Who in the world is John the Divine?
John the Divine or Saint John the Divine refers to the man whom Christian tradition variously calls “John of Patmos,” author of the Book of Revelation, “John the Apostle,” and “John the Evangelist,” author of the Gospel According to John, and the three letters of John in the New Testament.
John, the son of Zebedee, with his brother James, was called from being a fisherman to be a disciple and “fisher of men.” With Peter and James, he became one of the inner group of three disciples whom Jesus chose to be with him at the raising of Jairus’ daughter, at the Transfiguration, and in the garden of Gethsemane.
John and his brother James are recorded in the Gospel as being so hotheaded and impetuous that Jesus nicknamed them “Boanerges,” which means, “sons of thunder.” They also appear ambitious, in that they sought seats of honor at Jesus’ right and left when he should come into his kingdom; yet they were faithful companions, willing, without knowing the cost, to share the cup Jesus was to drink. When the other disciples responded in anger to the audacity of the brothers in asking for this honor, Jesus explained that in his kingdom leadership and rule takes the form of being a servant to all.
If, as is commonly held, John is to be identified with the “disciple whom Jesus loved,” then he clearly enjoyed a very special relationship with his Master, reclining close to Jesus at the Last Supper, receiving the care of his mother at the cross, and being the first to understand the truth of the empty tomb.
The Acts of the Apostles records John’s presence with Peter on several occasions: the healing of the lame man at the Beautiful Gate of the Temple, before the Sanhedrin, in prison, and on the mission to Samaria to lay hands upon the new converts that they might receive the Holy Spirit.
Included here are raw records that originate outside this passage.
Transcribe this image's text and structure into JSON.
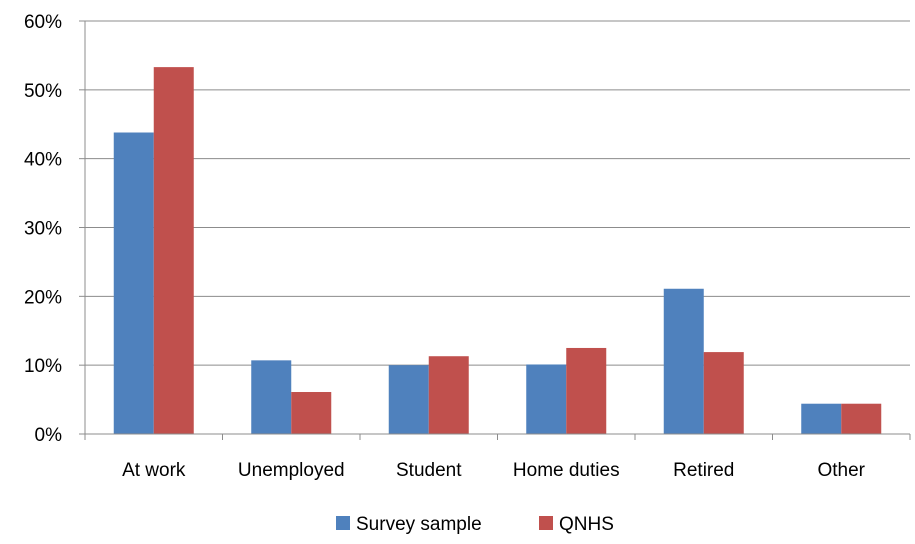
{
  "chart_data": {
    "type": "bar",
    "categories": [
      "At work",
      "Unemployed",
      "Student",
      "Home duties",
      "Retired",
      "Other"
    ],
    "series": [
      {
        "name": "Survey sample",
        "color": "#4f81bd",
        "values": [
          43.8,
          10.7,
          10.0,
          10.1,
          21.1,
          4.4
        ]
      },
      {
        "name": "QNHS",
        "color": "#c0504d",
        "values": [
          53.3,
          6.1,
          11.3,
          12.5,
          11.9,
          4.4
        ]
      }
    ],
    "y_ticks": [
      "0%",
      "10%",
      "20%",
      "30%",
      "40%",
      "50%",
      "60%"
    ],
    "ylim": [
      0,
      60
    ],
    "grid": true,
    "legend_position": "bottom"
  }
}
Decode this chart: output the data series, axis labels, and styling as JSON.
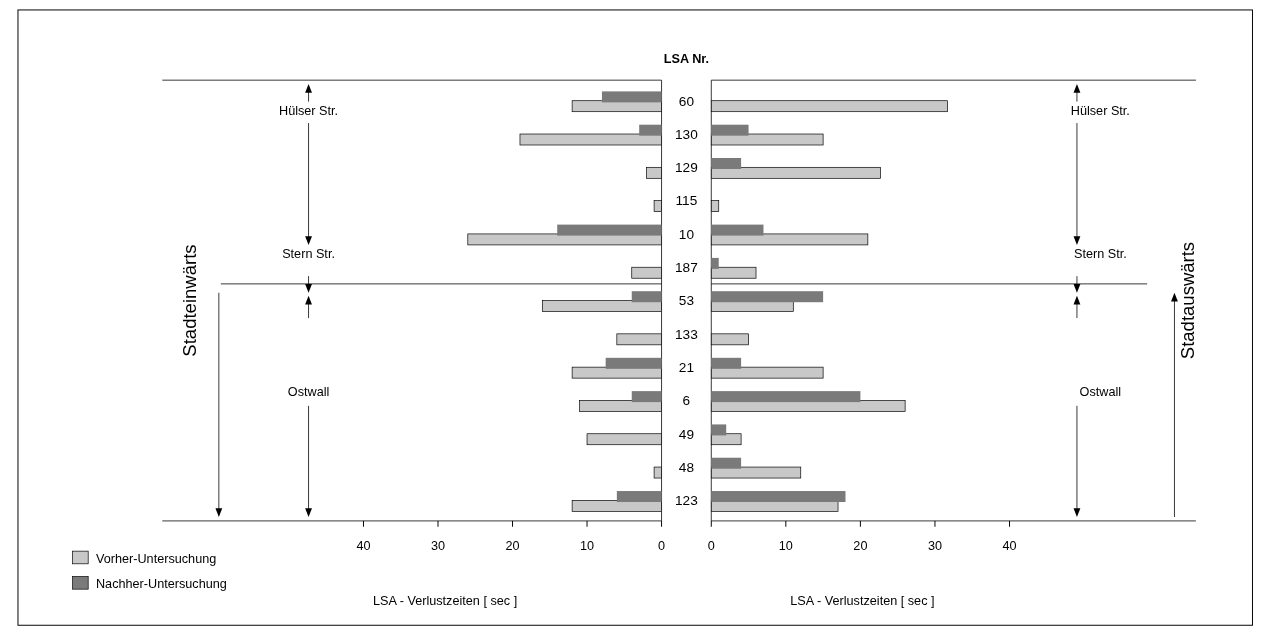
{
  "chart_data": [
    {
      "type": "bar",
      "orientation": "horizontal",
      "title": "LSA Nr.",
      "xlabel": "LSA - Verlustzeiten [ sec ]",
      "categories": [
        "60",
        "130",
        "129",
        "115",
        "10",
        "187",
        "53",
        "133",
        "21",
        "6",
        "49",
        "48",
        "123"
      ],
      "series": [
        {
          "name": "Vorher-Untersuchung",
          "color": "#c8c8c8",
          "values": [
            12,
            19,
            2,
            1,
            26,
            4,
            16,
            6,
            12,
            11,
            10,
            1,
            12
          ]
        },
        {
          "name": "Nachher-Untersuchung",
          "color": "#7a7a7a",
          "values": [
            8,
            3,
            0,
            0,
            14,
            0,
            4,
            0,
            7.5,
            4,
            0,
            0,
            6
          ]
        }
      ],
      "xlim": [
        67,
        0
      ],
      "xticks": [
        40,
        30,
        20,
        10,
        0
      ],
      "legend": "bottom left",
      "annotations": [
        "Hülser Str.",
        "Stern Str.",
        "Ostwall",
        "Stadteinwärts"
      ]
    },
    {
      "type": "bar",
      "orientation": "horizontal",
      "xlabel": "LSA - Verlustzeiten [ sec ]",
      "categories": [
        "60",
        "130",
        "129",
        "115",
        "10",
        "187",
        "53",
        "133",
        "21",
        "6",
        "49",
        "48",
        "123"
      ],
      "series": [
        {
          "color": "#c8c8c8",
          "values": [
            31.7,
            15,
            22.7,
            1,
            21,
            6,
            11,
            5,
            15,
            26,
            4,
            12,
            17
          ]
        },
        {
          "color": "#7a7a7a",
          "values": [
            0,
            5,
            4,
            0,
            7,
            1,
            15,
            0,
            4,
            20,
            2,
            4,
            18
          ]
        }
      ],
      "xlim": [
        0,
        65
      ],
      "xticks": [
        0,
        10,
        20,
        30,
        40
      ],
      "tick_labels": "x",
      "annotations": [
        "Hülser Str.",
        "Stern Str.",
        "Ostwall",
        "Stadtauswärts"
      ]
    }
  ]
}
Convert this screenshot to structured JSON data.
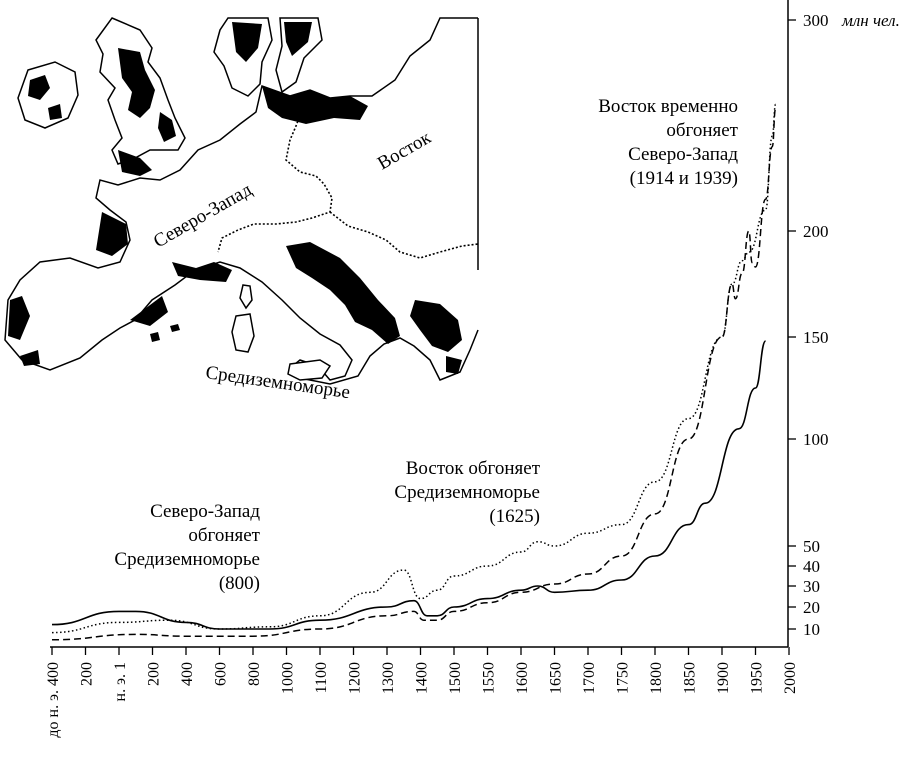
{
  "map": {
    "labels": {
      "northwest": "Северо-Запад",
      "east": "Восток",
      "mediterranean": "Средиземноморье"
    }
  },
  "annotations": [
    {
      "id": "a800",
      "lines": [
        "Северо-Запад",
        "обгоняет",
        "Средиземноморье",
        "(800)"
      ]
    },
    {
      "id": "a1625",
      "lines": [
        "Восток обгоняет",
        "Средиземноморье",
        "(1625)"
      ]
    },
    {
      "id": "a1914",
      "lines": [
        "Восток временно",
        "обгоняет",
        "Северо-Запад",
        "(1914 и 1939)"
      ]
    }
  ],
  "chart_data": {
    "type": "line",
    "title": "",
    "xlabel": "",
    "ylabel": "",
    "y_unit_label": "млн чел.",
    "x_categories": [
      "до н. э. 400",
      "200",
      "н. э. 1",
      "200",
      "400",
      "600",
      "800",
      "1000",
      "1100",
      "1200",
      "1300",
      "1400",
      "1500",
      "1550",
      "1600",
      "1650",
      "1700",
      "1750",
      "1800",
      "1850",
      "1900",
      "1950",
      "2000"
    ],
    "y_ticks": [
      10,
      20,
      30,
      40,
      50,
      100,
      150,
      200,
      300
    ],
    "y_scale": "nonlinear (compressed top: 200→300 spans less than 150→200)",
    "ylim": [
      0,
      310
    ],
    "grid": false,
    "series": [
      {
        "style": "solid",
        "points": [
          [
            0,
            12
          ],
          [
            2.0,
            18
          ],
          [
            2.5,
            18
          ],
          [
            4.0,
            13
          ],
          [
            5.0,
            10
          ],
          [
            6.5,
            10
          ],
          [
            8.0,
            14
          ],
          [
            10.0,
            20
          ],
          [
            10.8,
            23
          ],
          [
            11.2,
            16
          ],
          [
            11.5,
            16
          ],
          [
            12.0,
            20
          ],
          [
            13.0,
            24
          ],
          [
            14.0,
            28
          ],
          [
            14.5,
            30
          ],
          [
            15.0,
            27
          ],
          [
            16.0,
            28
          ],
          [
            17.0,
            33
          ],
          [
            18.0,
            45
          ],
          [
            19.0,
            60
          ],
          [
            19.5,
            70
          ],
          [
            20.5,
            105
          ],
          [
            21.0,
            125
          ],
          [
            21.3,
            148
          ]
        ]
      },
      {
        "style": "dotted",
        "points": [
          [
            0,
            8
          ],
          [
            2.0,
            13
          ],
          [
            3.5,
            14
          ],
          [
            5.0,
            10
          ],
          [
            6.5,
            11
          ],
          [
            8.0,
            16
          ],
          [
            9.5,
            27
          ],
          [
            10.5,
            38
          ],
          [
            11.0,
            24
          ],
          [
            11.5,
            28
          ],
          [
            12.0,
            35
          ],
          [
            13.0,
            40
          ],
          [
            14.0,
            47
          ],
          [
            14.5,
            52
          ],
          [
            15.0,
            50
          ],
          [
            16.0,
            56
          ],
          [
            17.0,
            60
          ],
          [
            18.0,
            80
          ],
          [
            19.0,
            110
          ],
          [
            20.0,
            150
          ],
          [
            20.3,
            175
          ],
          [
            20.6,
            186
          ],
          [
            20.8,
            190
          ],
          [
            21.3,
            210
          ],
          [
            21.5,
            245
          ],
          [
            21.6,
            260
          ]
        ]
      },
      {
        "style": "dashed",
        "points": [
          [
            0,
            4
          ],
          [
            2.5,
            7
          ],
          [
            4.0,
            6
          ],
          [
            6.0,
            6
          ],
          [
            8.0,
            10
          ],
          [
            10.0,
            16
          ],
          [
            10.8,
            18
          ],
          [
            11.1,
            14
          ],
          [
            11.5,
            14
          ],
          [
            12.0,
            18
          ],
          [
            13.0,
            22
          ],
          [
            14.0,
            27
          ],
          [
            15.0,
            31
          ],
          [
            16.0,
            36
          ],
          [
            17.0,
            45
          ],
          [
            18.0,
            65
          ],
          [
            19.0,
            100
          ],
          [
            20.0,
            150
          ],
          [
            20.3,
            175
          ],
          [
            20.4,
            168
          ],
          [
            20.6,
            180
          ],
          [
            20.8,
            200
          ],
          [
            20.9,
            185
          ],
          [
            21.0,
            183
          ],
          [
            21.3,
            215
          ],
          [
            21.5,
            240
          ],
          [
            21.6,
            258
          ]
        ]
      }
    ]
  }
}
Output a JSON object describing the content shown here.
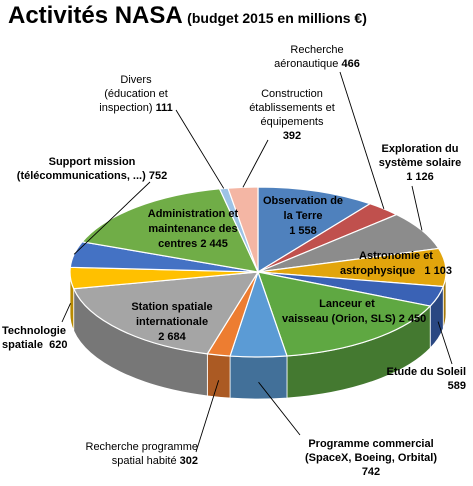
{
  "chart_data": {
    "type": "pie",
    "title": "Activités NASA",
    "subtitle": "(budget 2015 en millions €)",
    "slices": [
      {
        "line1": "Observation de",
        "line2": "la Terre",
        "value_text": "1 558",
        "value": 1558,
        "color": "#4f81bd"
      },
      {
        "line1": "Recherche",
        "line2": "aéronautique",
        "value_text": "466",
        "value": 466,
        "color": "#c0504d"
      },
      {
        "line1": "Exploration du",
        "line2": "système solaire",
        "value_text": "1 126",
        "value": 1126,
        "color": "#8c8c8c"
      },
      {
        "line1": "Astronomie et",
        "line2": "astrophysique",
        "value_text": "1 103",
        "value": 1103,
        "color": "#e2a50c"
      },
      {
        "line1": "Etude du Soleil",
        "line2": "",
        "value_text": "589",
        "value": 589,
        "color": "#3a62b5"
      },
      {
        "line1": "Lanceur et",
        "line2": "vaisseau (Orion, SLS)",
        "value_text": "2 450",
        "value": 2450,
        "color": "#5fa842"
      },
      {
        "line1": "Programme commercial",
        "line2": "(SpaceX, Boeing, Orbital)",
        "value_text": "742",
        "value": 742,
        "color": "#5b9bd5"
      },
      {
        "line1": "Recherche programme",
        "line2": "spatial habité",
        "value_text": "302",
        "value": 302,
        "color": "#ed7d31"
      },
      {
        "line1": "Station spatiale",
        "line2": "internationale",
        "value_text": "2 684",
        "value": 2684,
        "color": "#a5a5a5"
      },
      {
        "line1": "Technologie",
        "line2": "spatiale",
        "value_text": "620",
        "value": 620,
        "color": "#ffc000"
      },
      {
        "line1": "Support mission",
        "line2": "(télécommunications, ...)",
        "value_text": "752",
        "value": 752,
        "color": "#4472c4"
      },
      {
        "line1": "Administration et",
        "line2": "maintenance des centres",
        "value_text": "2 445",
        "value": 2445,
        "color": "#70ad47"
      },
      {
        "line1": "Divers",
        "line2": "(éducation et inspection)",
        "value_text": "111",
        "value": 111,
        "color": "#9dc3e6"
      },
      {
        "line1": "Construction",
        "line2": "établissements et équipements",
        "value_text": "392",
        "value": 392,
        "color": "#f4b6a4"
      }
    ]
  }
}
According to tradition, John later went to Asia Minor and settled at Ephesus. Under the Emperor Domitian, he was exiled to the island of Patmos, where he experienced the visions recounted in the Book of Revelation. Irenaeus, at the end of the second century, liked to recall how Polycarp, in his old age, had talked about the apostle whom he had known while growing up at Ephesus. It is probable that John died there. He alone of the Twelve is said to have lived to extreme old age and to have been spared a martyr’s death.